This article, taking as its point of departure that voluntary organizations are of crucial importance in a democracy, views the transformation of the Norwegian voluntary sector through the lenses of what happens within the environmental field. Seeing changes within this field as prototypical for the transformation of the voluntary sector more generally, we start with the organizational level and contrast old versus new environmental organizations.
The aim is to ascertain to what extent the newly built organizations are leaving the historically important democratic organizational model. Second, we compare attitudes toward democracy of members of the democratically and non-democratically built organizations: attitudes both toward democracy within a voluntary organization (internal) and democracy in society (external). Furthermore, we compare these findings with what we find for the population at large.

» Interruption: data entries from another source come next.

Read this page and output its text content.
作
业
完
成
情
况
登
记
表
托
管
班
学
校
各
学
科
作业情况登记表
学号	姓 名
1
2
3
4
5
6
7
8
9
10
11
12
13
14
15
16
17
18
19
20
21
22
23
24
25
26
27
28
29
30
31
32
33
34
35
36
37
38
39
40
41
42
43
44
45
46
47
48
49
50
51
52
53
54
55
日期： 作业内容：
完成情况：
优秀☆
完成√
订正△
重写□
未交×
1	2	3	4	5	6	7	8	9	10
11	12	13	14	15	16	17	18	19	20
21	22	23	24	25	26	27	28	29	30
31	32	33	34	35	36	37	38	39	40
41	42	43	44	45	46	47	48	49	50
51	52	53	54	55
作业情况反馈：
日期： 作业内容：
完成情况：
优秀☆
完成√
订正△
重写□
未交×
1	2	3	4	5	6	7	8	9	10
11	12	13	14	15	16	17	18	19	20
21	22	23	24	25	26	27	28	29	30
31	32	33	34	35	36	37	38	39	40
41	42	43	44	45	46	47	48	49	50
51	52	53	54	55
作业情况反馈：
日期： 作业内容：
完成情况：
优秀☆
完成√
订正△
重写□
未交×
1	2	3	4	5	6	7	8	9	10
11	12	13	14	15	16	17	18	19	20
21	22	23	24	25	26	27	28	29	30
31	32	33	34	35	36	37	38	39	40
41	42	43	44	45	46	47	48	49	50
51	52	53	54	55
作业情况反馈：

The last section analyses demographic characteristics of organized environmentalists to see whether a new type of elite, more distanced from the population at large, is emerging in the new and nondemocratically built organizations.

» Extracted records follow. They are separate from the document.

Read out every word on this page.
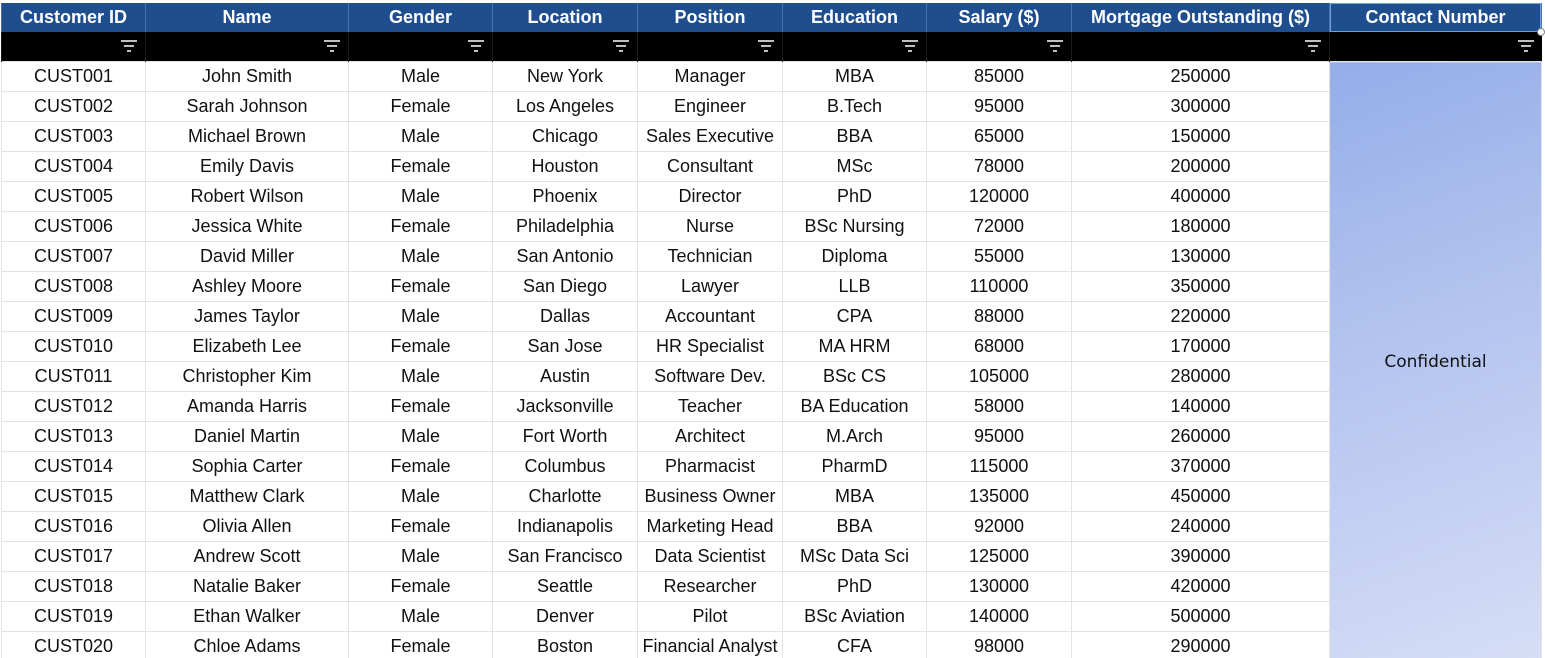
Customer ID	Name	Gender	Location	Position	Education	Salary ($)	Mortgage Outstanding ($)	Contact Number

CUST001	John Smith	Male	New York	Manager	MBA	85000	250000	Confidential
CUST002	Sarah Johnson	Female	Los Angeles	Engineer	B.Tech	95000	300000	
CUST003	Michael Brown	Male	Chicago	Sales Executive	BBA	65000	150000	
CUST004	Emily Davis	Female	Houston	Consultant	MSc	78000	200000	
CUST005	Robert Wilson	Male	Phoenix	Director	PhD	120000	400000	
CUST006	Jessica White	Female	Philadelphia	Nurse	BSc Nursing	72000	180000	
CUST007	David Miller	Male	San Antonio	Technician	Diploma	55000	130000	
CUST008	Ashley Moore	Female	San Diego	Lawyer	LLB	110000	350000	
CUST009	James Taylor	Male	Dallas	Accountant	CPA	88000	220000	
CUST010	Elizabeth Lee	Female	San Jose	HR Specialist	MA HRM	68000	170000	
CUST011	Christopher Kim	Male	Austin	Software Dev.	BSc CS	105000	280000	
CUST012	Amanda Harris	Female	Jacksonville	Teacher	BA Education	58000	140000	
CUST013	Daniel Martin	Male	Fort Worth	Architect	M.Arch	95000	260000	
CUST014	Sophia Carter	Female	Columbus	Pharmacist	PharmD	115000	370000	
CUST015	Matthew Clark	Male	Charlotte	Business Owner	MBA	135000	450000	
CUST016	Olivia Allen	Female	Indianapolis	Marketing Head	BBA	92000	240000	
CUST017	Andrew Scott	Male	San Francisco	Data Scientist	MSc Data Sci	125000	390000	
CUST018	Natalie Baker	Female	Seattle	Researcher	PhD	130000	420000	
CUST019	Ethan Walker	Male	Denver	Pilot	BSc Aviation	140000	500000	
CUST020	Chloe Adams	Female	Boston	Financial Analyst	CFA	98000	290000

The study finds that new organizations are definitely breaking with the democratic organizational model. The support for democracy (internal and external) is comprehensive but not always overwhelming, and there is a tendency in the direction of congruence between organizational structure and individual attitudes. That is, members of democratically built organizations especially value internal but also to some extent external democracy more than members of non-democratically built organizations. However, even if formal democratic structure and democracy as an absolute and generalized value seems to be under pressure, it does not follow that a new type of elitism is emerging.